Il suo risultato abissale nei confronti
dei comportamenti sociali ed economici di
ogni giorno è chiara agli occhi di
tutti. In alcuni paesi, fra i quali l’Italia,
la disorganizzazione e il velleitarismo
raggiungono livelli parossistici. Ma nulla
di sostantivo accade. Nulla che adegui il
prodotto e i processi del sistema educativo
nelle nuove direzioni competitive del sapere.
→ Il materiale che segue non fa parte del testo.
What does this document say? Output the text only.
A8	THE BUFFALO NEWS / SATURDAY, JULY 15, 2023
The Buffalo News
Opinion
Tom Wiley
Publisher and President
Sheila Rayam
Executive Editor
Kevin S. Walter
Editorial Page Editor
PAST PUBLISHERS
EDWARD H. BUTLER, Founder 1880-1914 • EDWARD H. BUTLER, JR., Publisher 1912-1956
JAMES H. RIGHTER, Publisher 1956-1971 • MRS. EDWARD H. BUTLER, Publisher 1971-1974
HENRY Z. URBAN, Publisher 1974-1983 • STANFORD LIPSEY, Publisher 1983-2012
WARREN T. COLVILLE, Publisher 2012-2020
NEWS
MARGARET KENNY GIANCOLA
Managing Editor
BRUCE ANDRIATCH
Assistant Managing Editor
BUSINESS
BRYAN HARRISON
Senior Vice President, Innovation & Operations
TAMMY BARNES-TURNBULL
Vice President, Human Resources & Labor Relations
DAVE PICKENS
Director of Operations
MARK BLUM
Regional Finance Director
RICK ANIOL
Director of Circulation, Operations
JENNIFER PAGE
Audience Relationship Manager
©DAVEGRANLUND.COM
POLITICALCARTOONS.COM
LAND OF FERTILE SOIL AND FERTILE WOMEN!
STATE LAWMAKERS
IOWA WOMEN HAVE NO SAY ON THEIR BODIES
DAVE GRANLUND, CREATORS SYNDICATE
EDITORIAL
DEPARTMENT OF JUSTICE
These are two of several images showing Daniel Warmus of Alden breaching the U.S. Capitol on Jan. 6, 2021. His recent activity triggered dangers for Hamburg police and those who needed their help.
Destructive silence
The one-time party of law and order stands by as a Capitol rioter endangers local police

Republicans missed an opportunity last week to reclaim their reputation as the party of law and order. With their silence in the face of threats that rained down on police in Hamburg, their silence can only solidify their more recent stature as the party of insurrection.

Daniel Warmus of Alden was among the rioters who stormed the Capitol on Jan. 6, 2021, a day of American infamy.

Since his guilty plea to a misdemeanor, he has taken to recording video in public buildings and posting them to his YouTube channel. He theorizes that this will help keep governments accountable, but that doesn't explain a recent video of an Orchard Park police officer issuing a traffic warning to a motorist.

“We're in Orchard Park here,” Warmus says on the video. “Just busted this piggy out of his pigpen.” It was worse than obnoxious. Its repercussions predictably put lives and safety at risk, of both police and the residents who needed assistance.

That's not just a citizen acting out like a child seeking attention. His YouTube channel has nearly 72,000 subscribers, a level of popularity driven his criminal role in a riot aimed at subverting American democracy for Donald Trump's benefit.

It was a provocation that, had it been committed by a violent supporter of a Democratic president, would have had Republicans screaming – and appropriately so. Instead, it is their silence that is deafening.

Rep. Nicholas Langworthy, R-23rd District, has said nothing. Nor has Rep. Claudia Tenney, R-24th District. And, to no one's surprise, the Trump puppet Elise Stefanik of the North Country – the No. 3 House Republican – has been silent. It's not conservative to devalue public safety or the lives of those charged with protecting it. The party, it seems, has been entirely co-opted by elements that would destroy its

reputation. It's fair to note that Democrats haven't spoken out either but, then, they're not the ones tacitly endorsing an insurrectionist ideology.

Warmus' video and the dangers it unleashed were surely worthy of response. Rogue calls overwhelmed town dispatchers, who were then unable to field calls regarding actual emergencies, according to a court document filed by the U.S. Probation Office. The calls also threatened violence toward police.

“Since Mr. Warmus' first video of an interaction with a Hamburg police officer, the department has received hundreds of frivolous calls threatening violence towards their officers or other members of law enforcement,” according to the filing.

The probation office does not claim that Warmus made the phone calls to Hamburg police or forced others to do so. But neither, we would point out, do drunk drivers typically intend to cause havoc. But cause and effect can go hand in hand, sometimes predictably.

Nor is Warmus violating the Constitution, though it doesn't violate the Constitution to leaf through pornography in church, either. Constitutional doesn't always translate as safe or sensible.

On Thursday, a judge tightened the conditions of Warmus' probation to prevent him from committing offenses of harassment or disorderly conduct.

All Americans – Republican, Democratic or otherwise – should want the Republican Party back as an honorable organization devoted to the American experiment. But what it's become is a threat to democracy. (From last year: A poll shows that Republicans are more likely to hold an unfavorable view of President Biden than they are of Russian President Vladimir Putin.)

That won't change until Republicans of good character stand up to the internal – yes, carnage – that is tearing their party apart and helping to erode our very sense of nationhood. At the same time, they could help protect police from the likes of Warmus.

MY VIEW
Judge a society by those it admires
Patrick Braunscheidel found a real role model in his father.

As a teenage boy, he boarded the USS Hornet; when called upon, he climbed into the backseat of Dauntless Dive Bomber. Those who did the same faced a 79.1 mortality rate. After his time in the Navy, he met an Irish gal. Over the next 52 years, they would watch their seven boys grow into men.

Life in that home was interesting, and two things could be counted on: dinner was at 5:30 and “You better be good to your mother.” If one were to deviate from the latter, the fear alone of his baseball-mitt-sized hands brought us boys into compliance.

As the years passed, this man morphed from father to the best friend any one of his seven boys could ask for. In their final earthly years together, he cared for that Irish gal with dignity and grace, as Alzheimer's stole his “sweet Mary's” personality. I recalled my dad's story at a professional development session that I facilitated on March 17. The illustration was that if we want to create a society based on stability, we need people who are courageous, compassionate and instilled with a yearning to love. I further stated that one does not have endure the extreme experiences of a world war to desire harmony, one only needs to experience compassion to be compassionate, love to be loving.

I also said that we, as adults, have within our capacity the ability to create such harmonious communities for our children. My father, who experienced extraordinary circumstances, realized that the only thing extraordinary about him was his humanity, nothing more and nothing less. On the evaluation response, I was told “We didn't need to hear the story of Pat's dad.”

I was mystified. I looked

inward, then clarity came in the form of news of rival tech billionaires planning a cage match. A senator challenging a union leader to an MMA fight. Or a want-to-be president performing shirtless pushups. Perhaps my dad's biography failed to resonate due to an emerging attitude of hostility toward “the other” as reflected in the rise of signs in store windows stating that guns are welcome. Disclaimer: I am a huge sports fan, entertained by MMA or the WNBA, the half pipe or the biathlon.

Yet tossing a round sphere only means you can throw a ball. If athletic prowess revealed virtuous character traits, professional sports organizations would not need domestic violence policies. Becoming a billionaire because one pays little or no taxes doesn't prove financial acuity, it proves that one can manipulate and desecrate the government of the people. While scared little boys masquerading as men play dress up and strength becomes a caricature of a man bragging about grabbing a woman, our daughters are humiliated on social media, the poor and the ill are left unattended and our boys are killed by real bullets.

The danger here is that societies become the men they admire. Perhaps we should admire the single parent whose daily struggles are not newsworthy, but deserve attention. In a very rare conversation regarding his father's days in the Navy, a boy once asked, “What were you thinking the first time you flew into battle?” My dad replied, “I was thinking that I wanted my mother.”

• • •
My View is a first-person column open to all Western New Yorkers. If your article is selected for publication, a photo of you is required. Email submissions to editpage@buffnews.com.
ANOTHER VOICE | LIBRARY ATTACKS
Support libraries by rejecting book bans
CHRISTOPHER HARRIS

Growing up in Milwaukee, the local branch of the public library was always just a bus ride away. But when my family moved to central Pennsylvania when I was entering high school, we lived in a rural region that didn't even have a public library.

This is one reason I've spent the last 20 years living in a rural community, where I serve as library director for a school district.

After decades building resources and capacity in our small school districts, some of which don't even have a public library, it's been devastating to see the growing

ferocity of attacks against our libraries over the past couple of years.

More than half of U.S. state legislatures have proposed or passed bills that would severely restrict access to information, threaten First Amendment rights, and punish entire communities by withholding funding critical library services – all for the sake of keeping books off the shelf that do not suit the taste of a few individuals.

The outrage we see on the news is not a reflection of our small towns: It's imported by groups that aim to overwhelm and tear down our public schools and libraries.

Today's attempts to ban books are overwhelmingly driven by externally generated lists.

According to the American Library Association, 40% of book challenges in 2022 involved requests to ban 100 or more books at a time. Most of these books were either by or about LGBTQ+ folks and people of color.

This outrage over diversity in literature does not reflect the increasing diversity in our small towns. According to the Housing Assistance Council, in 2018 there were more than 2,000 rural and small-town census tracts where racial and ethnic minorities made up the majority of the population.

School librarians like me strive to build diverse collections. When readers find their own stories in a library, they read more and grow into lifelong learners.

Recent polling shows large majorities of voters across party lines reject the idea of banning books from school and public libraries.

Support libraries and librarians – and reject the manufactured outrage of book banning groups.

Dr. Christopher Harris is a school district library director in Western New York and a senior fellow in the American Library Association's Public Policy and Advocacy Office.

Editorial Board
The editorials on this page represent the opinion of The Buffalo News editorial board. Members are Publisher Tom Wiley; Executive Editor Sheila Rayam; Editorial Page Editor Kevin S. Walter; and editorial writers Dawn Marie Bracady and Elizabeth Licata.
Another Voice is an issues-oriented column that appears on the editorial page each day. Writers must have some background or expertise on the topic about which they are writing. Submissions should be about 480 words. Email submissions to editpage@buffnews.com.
Gli istituti di ricerca sociale
fanno sapere che fra i giovani c’è
in giro una grande disaffezione verso la
scuola. La percezione evidente psicologicamente
negativa è che nelle aule stiano
perdendo tempo. Là fuori il mondo
bolle. Fra le, spesso, disadorne mura scolastiche
non si vedono le connessioni. Essere motivati
significa saper giudicare l’esito
delle azioni che si intraprendono. Esattamente
l’opposto di quanto avviene al giovane
che studia. Qualcuno deve dirgli che anche
dalla periferia del mondo si gioca una per
pochi: Stati Uniti, Cina, India, Russia,
Brasile e si stanno dividendo responsabilità
e poteri del mondo che viene. L’Europa
non può fare da controfigura o controparte.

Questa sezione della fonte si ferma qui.